そしてこれまでの(夫が男性だった時の)夫婦関係とは、当たり前に相手の喜びは自分の喜びで、相手の悲しみは自分の悲しみだったことに気づかされます。深く考えることもなくそれが夫婦であり家族の日常だったのだなと。
私の場合で特に思い出すのは、元夫の改名が法的に認められた時です。女性らしい名前に改名する際には「性同一性障害の確定診断書」や「通名を使用している実績を証明するもの」などいくつか必要な書類がありますが、既婚者の場合はそれに加えて「家族は賛成しているのか」が問われる場合があります。
なので元夫が改名する際に「改名する際に家族は賛成してるのかってのが大事なんだけど、賛成してるって言っていい?」と聞かれ、
私は「賛成はしてません。予定していた時期よりもかなり早く改名手続きが進んでるので、気持ちが追いついていません」
と答えました。
以前にも書いたように、元夫は焦って女性化を進めていたので、改名手続きも夫婦で話し合って決めた期日よりもかなり早く進めてしまい、私の気持ちはまだ全く追いついていませんでした。
ですがはっきりと「反対です」と言ってしまったら改名が通らない可能性もある。元夫はものすごく悲しむでしょう。それが分かっているから言えません。なので私にとっての精一杯の返答が「賛成はしていない」でした。
元夫も「そうか、じゃ今回は通らないかも…しょうがない」と手続きに向かっていきました。
ですが後日、元夫は「改名が認められたよ!みかたのおかげ!ありがとう!」と大興奮で帰ってきました。
「なんで私のおかげなの?」と不思議に思いましたが、
「明確に『家族に反対されている』と言ったらさすがにダメだったと思う。だからみかたのおかげ」だと。

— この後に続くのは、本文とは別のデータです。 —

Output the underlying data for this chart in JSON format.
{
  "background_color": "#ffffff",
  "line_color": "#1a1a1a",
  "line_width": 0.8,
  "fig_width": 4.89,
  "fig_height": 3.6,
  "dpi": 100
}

おそらく「賛成はしていない」=「反対もしていない」と元夫の中で合理化し、裁判官にもそう伝えたのだと思います。どうしても改名したいのですから、最大限自分にとって不利にならないような表現にしたのでしょう。元夫の行った裁判所は、家族の同意については口頭だけで良かったようです。
とてもとても複雑でした。夫が改名できたと大興奮で喜んでいる。さらに私のおかげだとも言っている。でも私は心の底から喜ぶことはできません。一緒に喜びを分かち合えない寂しさを感じました。
同じ立場の奥さんたちに聞いた話では、
「我が家の場合は夫が何年も時間をかけてくれたから、もう見た目の女性化がかなり進んでいて、むしろ名前を変えないと本人も生活しづらいだろうと私も感じて『妻も同意しています』と一筆書いたよ。年月をかけて誰が見ても女性にしか見えなくなると、もうしょうがないと認めるしかなくなる」
と話してくれた方もいましたし、
「うちの場合も私の気持ちを待つことなく勝手に進められてしまう。だけど反対はできないから何でも『我慢する』と答えている。でもいつ自分の思いが爆発するかが怖い」
と言っている方もいました。
夫がトランス女性となってしまっても一緒に歩んでいかれている奥さんたちは、こういったことをいくつも経験しながら、心の底から喜べないことだらけだった時期を乗り越えて、強い絆をつくっていかれたのだと思います。
最後まで読んでいただき、ありがとうございました。